To qualify as a veteran-owned business, you first need a small business, which is no different for a veteran entrepreneur than any other business owner. The Code of Federal Regulations determines the maximum number of employees or annual receipts allowed in a small business.
Previously, you were only considered eligible if you met the requirements in your primary North American Industry Classification System, but that changed recently. Now, you only have to meet those standards for any category you’re currently conducting business in.
Since January 2023, you can no longer self-certify through the Veterans Affairs Center for Verification and Evaluation. Instead, you must now certify at the U.S. Small Business Administration.
If you qualify, you’ll benefit from government-funded business training and have access to a pool of government contracts with limited competition. This can be especially helpful for service-disabled veteran-owned small business (SDVOSB) owners who can’t operate a full business alone.
As a veteran-owned small business owner, you’ll get access to property administered by the General Services Administration and the State Agency for Surplus Property, as well as a range of loan programs from the SBA.
Only some veteran business services are related to the government, so you'll find a lot of niche programs, business networks, and services by NGOs, angel investors, and private banks. The Hivers and Strivers angel investors, the Veteran Women’s Enterprise Center, and BunkerLabs are three examples. In some cases, you may even qualify for certain tax incentives.
Of course, running a veteran-owned small business enterprise also carries meaning for your customers and community. Making your veteran status and certification part of your brand can demonstrate your commitment to your country and society, leading to more business opportunities. Equally, dedicated networking events like the National Veterans Small Business Week allow you to connect with fellow veterans and find mentors.
While running a VOSB comes with perks, you must fulfill a range of requirements to get certified.

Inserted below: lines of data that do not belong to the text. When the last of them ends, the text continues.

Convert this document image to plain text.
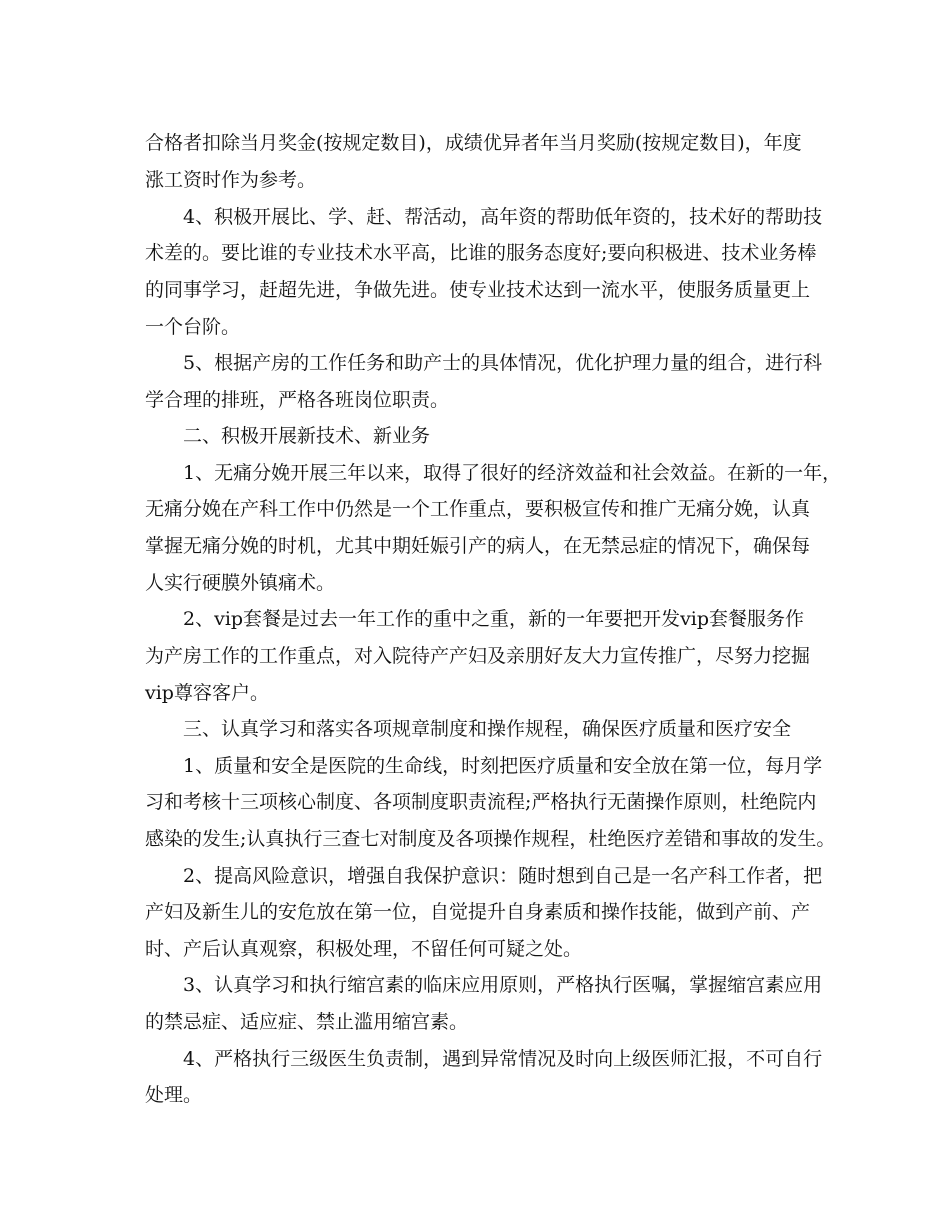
合格者扣除当月奖金(按规定数目)，成绩优异者年当月奖励(按规定数目)，年度
涨工资时作为参考。
4、积极开展比、学、赶、帮活动，高年资的帮助低年资的，技术好的帮助技
术差的。要比谁的专业技术水平高，比谁的服务态度好;要向积极进、技术业务棒
的同事学习，赶超先进，争做先进。使专业技术达到一流水平，使服务质量更上
一个台阶。
5、根据产房的工作任务和助产士的具体情况，优化护理力量的组合，进行科
学合理的排班，严格各班岗位职责。
二、积极开展新技术、新业务
1、无痛分娩开展三年以来，取得了很好的经济效益和社会效益。在新的一年，
无痛分娩在产科工作中仍然是一个工作重点，要积极宣传和推广无痛分娩，认真
掌握无痛分娩的时机，尤其中期妊娠引产的病人，在无禁忌症的情况下，确保每
人实行硬膜外镇痛术。
2、vip套餐是过去一年工作的重中之重，新的一年要把开发vip套餐服务作
为产房工作的工作重点，对入院待产产妇及亲朋好友大力宣传推广，尽努力挖掘
vip尊容客户。
三、认真学习和落实各项规章制度和操作规程，确保医疗质量和医疗安全
1、质量和安全是医院的生命线，时刻把医疗质量和安全放在第一位，每月学
习和考核十三项核心制度、各项制度职责流程;严格执行无菌操作原则，杜绝院内
感染的发生;认真执行三查七对制度及各项操作规程，杜绝医疗差错和事故的发生。
2、提高风险意识，增强自我保护意识：随时想到自己是一名产科工作者，把
产妇及新生儿的安危放在第一位，自觉提升自身素质和操作技能，做到产前、产
时、产后认真观察，积极处理，不留任何可疑之处。
3、认真学习和执行缩宫素的临床应用原则，严格执行医嘱，掌握缩宫素应用
的禁忌症、适应症、禁止滥用缩宫素。
4、严格执行三级医生负责制，遇到异常情况及时向上级医师汇报，不可自行
处理。
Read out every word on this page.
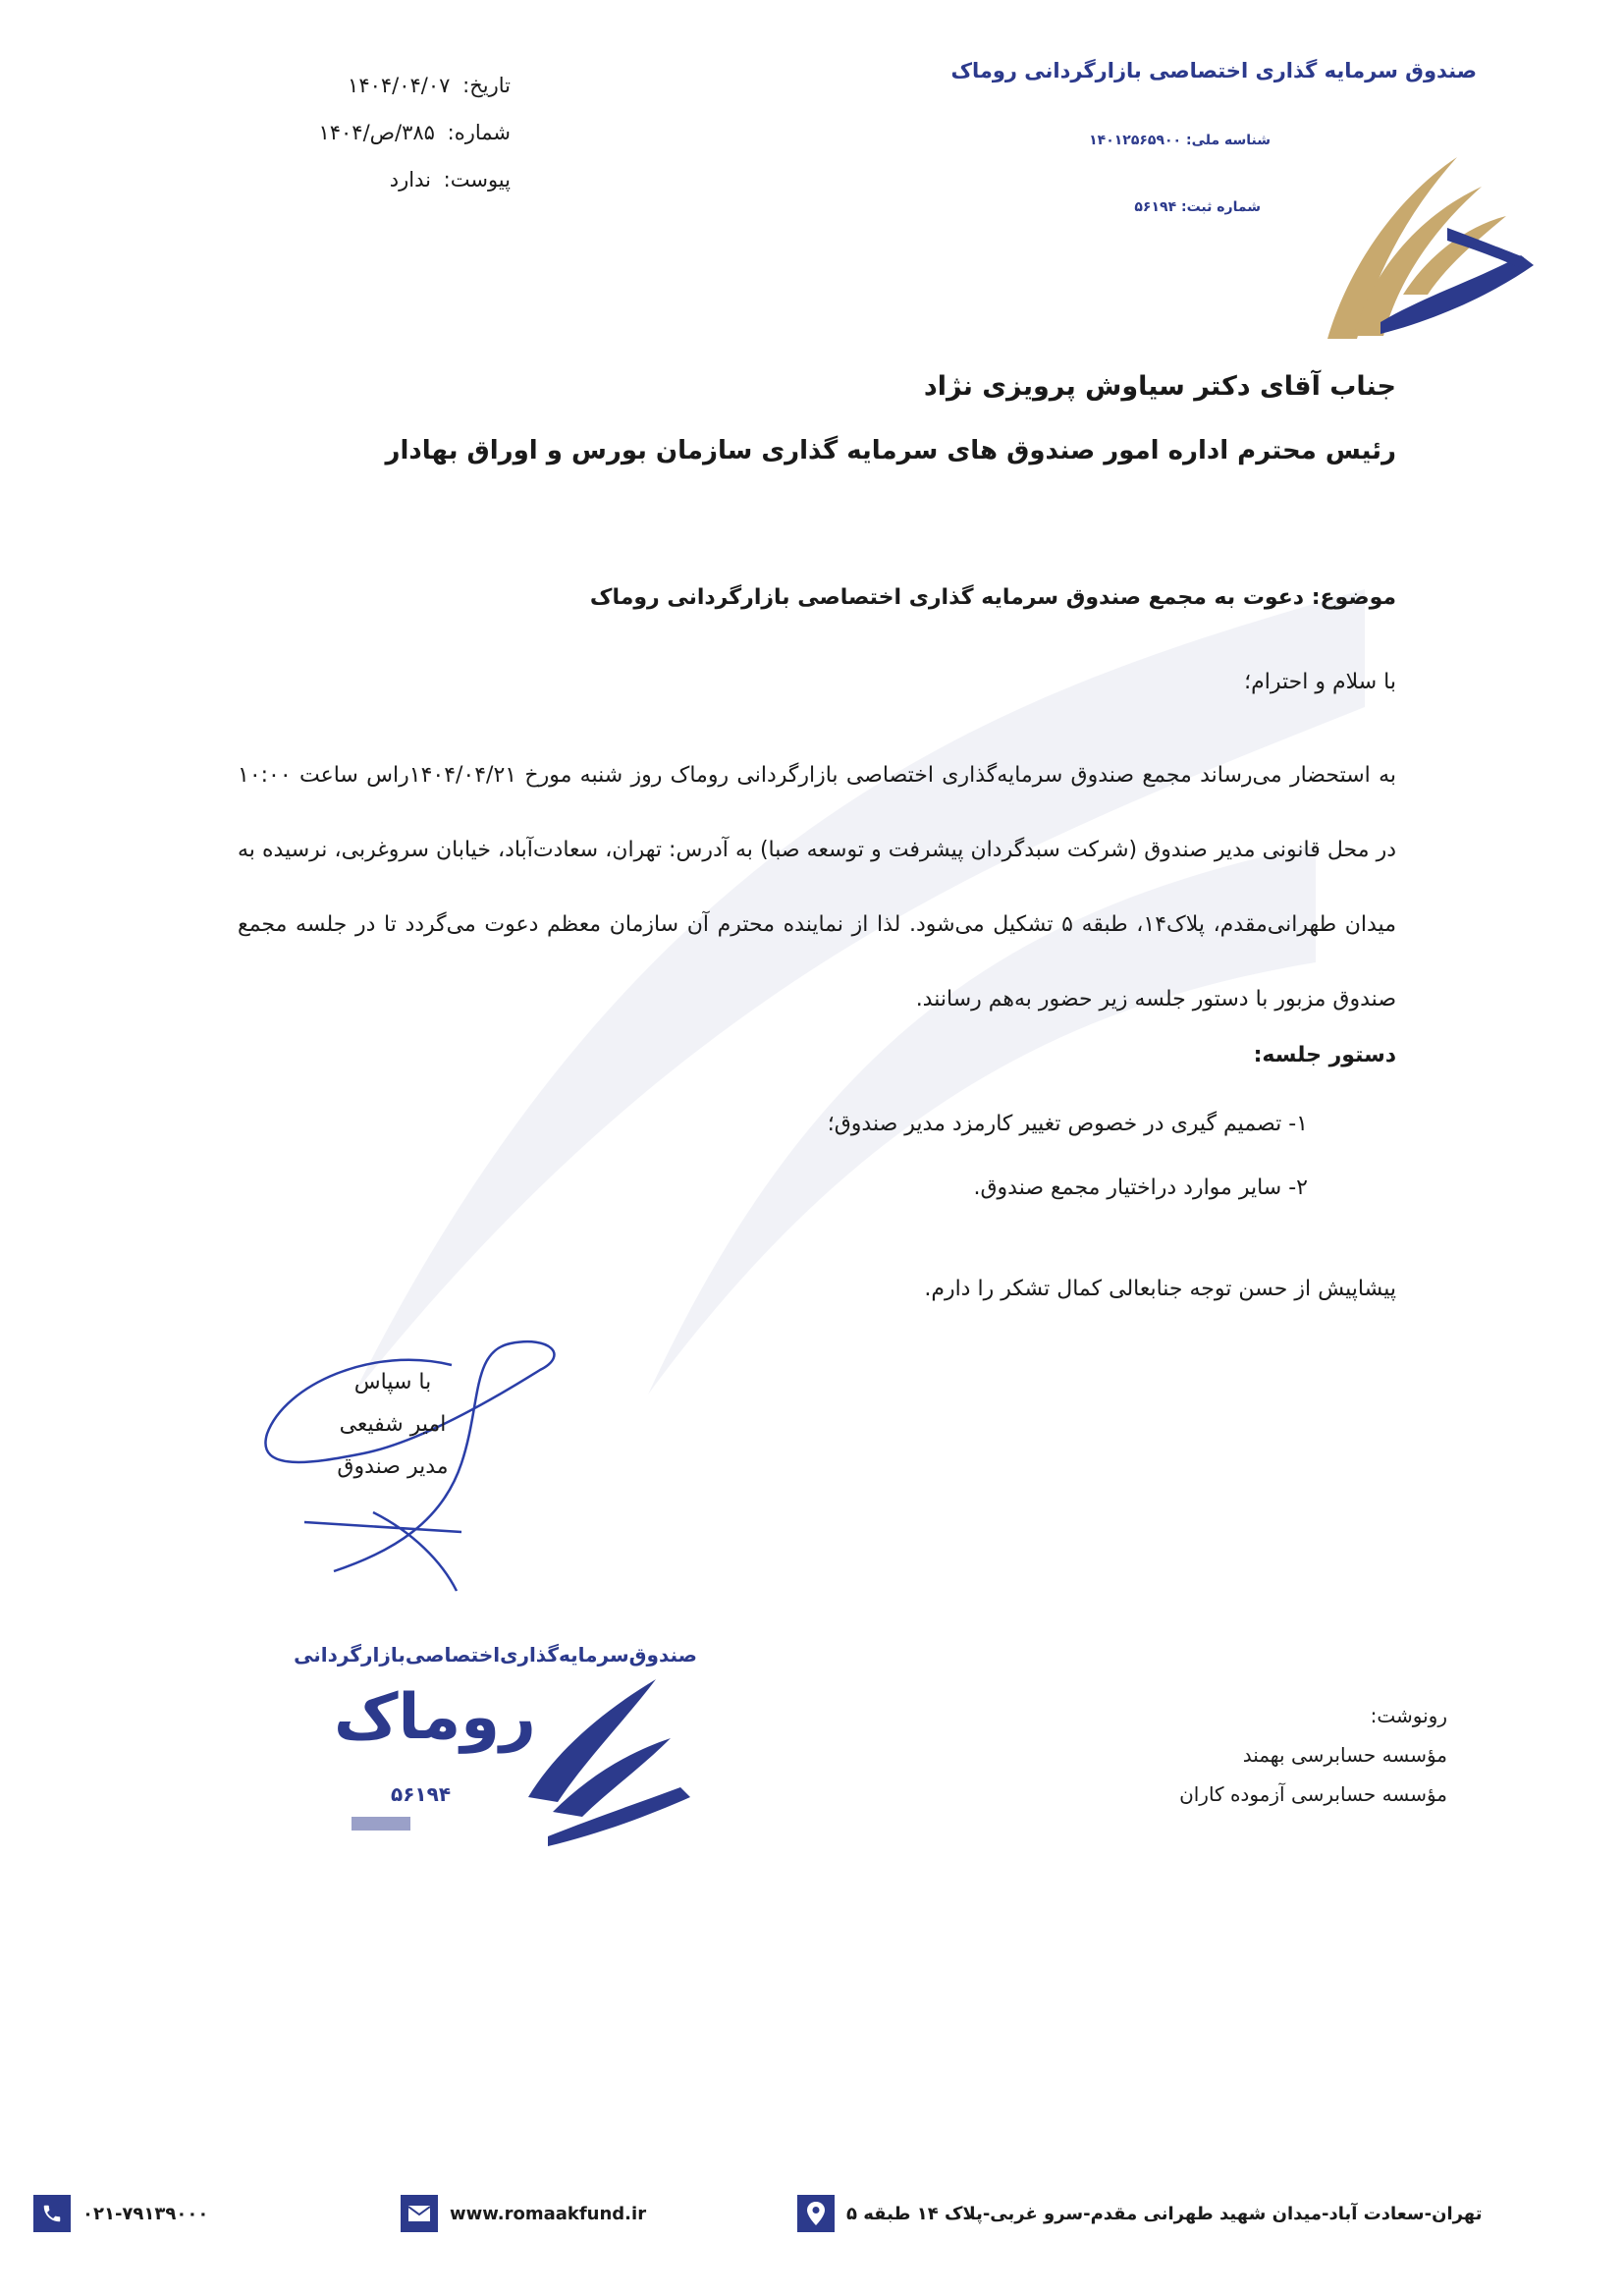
صندوق سرمایه گذاری اختصاصی بازارگردانی روماک
شناسه ملی: ۱۴۰۱۲۵۶۵۹۰۰
شماره ثبت: ۵۶۱۹۴
تاریخ: ۱۴۰۴/۰۴/۰۷
شماره: ۳۸۵/ص/۱۴۰۴
پیوست: ندارد
جناب آقای دکتر سیاوش پرویزی نژاد
رئیس محترم اداره امور صندوق های سرمایه گذاری سازمان بورس و اوراق بهادار
موضوع: دعوت به مجمع صندوق سرمایه گذاری اختصاصی بازارگردانی روماک
با سلام و احترام؛
به استحضار می‌رساند مجمع صندوق سرمایه‌گذاری اختصاصی بازارگردانی روماک روز شنبه مورخ ۱۴۰۴/۰۴/۲۱راس ساعت ۱۰:۰۰ در محل قانونی مدیر صندوق (شرکت سبدگردان پیشرفت و توسعه صبا) به آدرس: تهران، سعادت‌آباد، خیابان سروغربی، نرسیده به میدان طهرانی‌مقدم، پلاک۱۴، طبقه ۵ تشکیل می‌شود. لذا از نماینده محترم آن سازمان معظم دعوت می‌گردد تا در جلسه مجمع صندوق مزبور با دستور جلسه زیر حضور به‌هم رسانند.
دستور جلسه:
۱- تصمیم گیری در خصوص تغییر کارمزد مدیر صندوق؛
۲- سایر موارد دراختیار مجمع صندوق.
پیشاپیش از حسن توجه جنابعالی کمال تشکر را دارم.
با سپاس
امیر شفیعی
مدیر صندوق
صندوق‌سرمایه‌گذاری‌اختصاصی‌بازارگردانی
روماک
۵۶۱۹۴
رونوشت:
مؤسسه حسابرسی بهمند
مؤسسه حسابرسی آزموده کاران
۰۲۱-۷۹۱۳۹۰۰۰	www.romaakfund.ir	تهران-سعادت آباد-میدان شهید طهرانی مقدم-سرو غربی-پلاک ۱۴ طبقه ۵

You must have been on active duty in one of the military branches to be considered a veteran. The same goes if you’ve served as a reservist or a member of the National Guard.
Further, a veteran (or several) must hold at least a 51 percent ownership stake to receive your business certification. An exception to this rule may only apply if you’re no longer capable of running the day-to-day operations of your business and have passed those responsibilities on to a spouse or an appointed caregiver.
Other than that, the regulations primarily measure your involvement in the business. Suppose someone else is the highest-paid person in the company. In that case, you need to explain in writing how your deliberate decision to take a lower pay helps your business. You're also supposed to work full-time.
To become certified as an SDVOSB, the disability must be linked to military activities, which means you possess a disability rating letter from Veterans Affairs or the Department of Defense.
You also cannot be debarred from federal contracting, or your business will be decertified. You may not be considered if you've been dishonorably discharged, in which case you can apply for a discharge upgrade or have your discharge reviewed.
Applications for both VOSB and SDVOSB run through the Department of Veterans Affairs, whereas the SBA only handles SDVOSB applications.
Starting a business presents challenges, especially when applying your skills to an ever-evolving business environment. Luckily, there's an array of available small business loans specifically tailored to military veterans.
If you've already applied for certification through the SBA, considering their Veterans Advantage Guaranteed Loan program is the next natural step. But there are other options than the federal government.
Whether you decide on the Street Shares Foundation’s grant program, Warrior Rising Small Business Grants, or the Boots to Business program, there are plenty of opportunities to find funding, training, and mentoring.
Here at Cathay Bank, we offer business lending options that may come with more flexible conditions and fewer requirements than other solutions.
Whichever path you choose, ensure it meets your needs and reflects your business goals. Entering the business world is always a big step, so evaluating your options is best before jumping right in.
This article does not constitute legal, accounting or other professional advice. Although the information contained herein is intended to be accurate, Cathay Bank does not assume liability for loss or damage due to reliance on such information.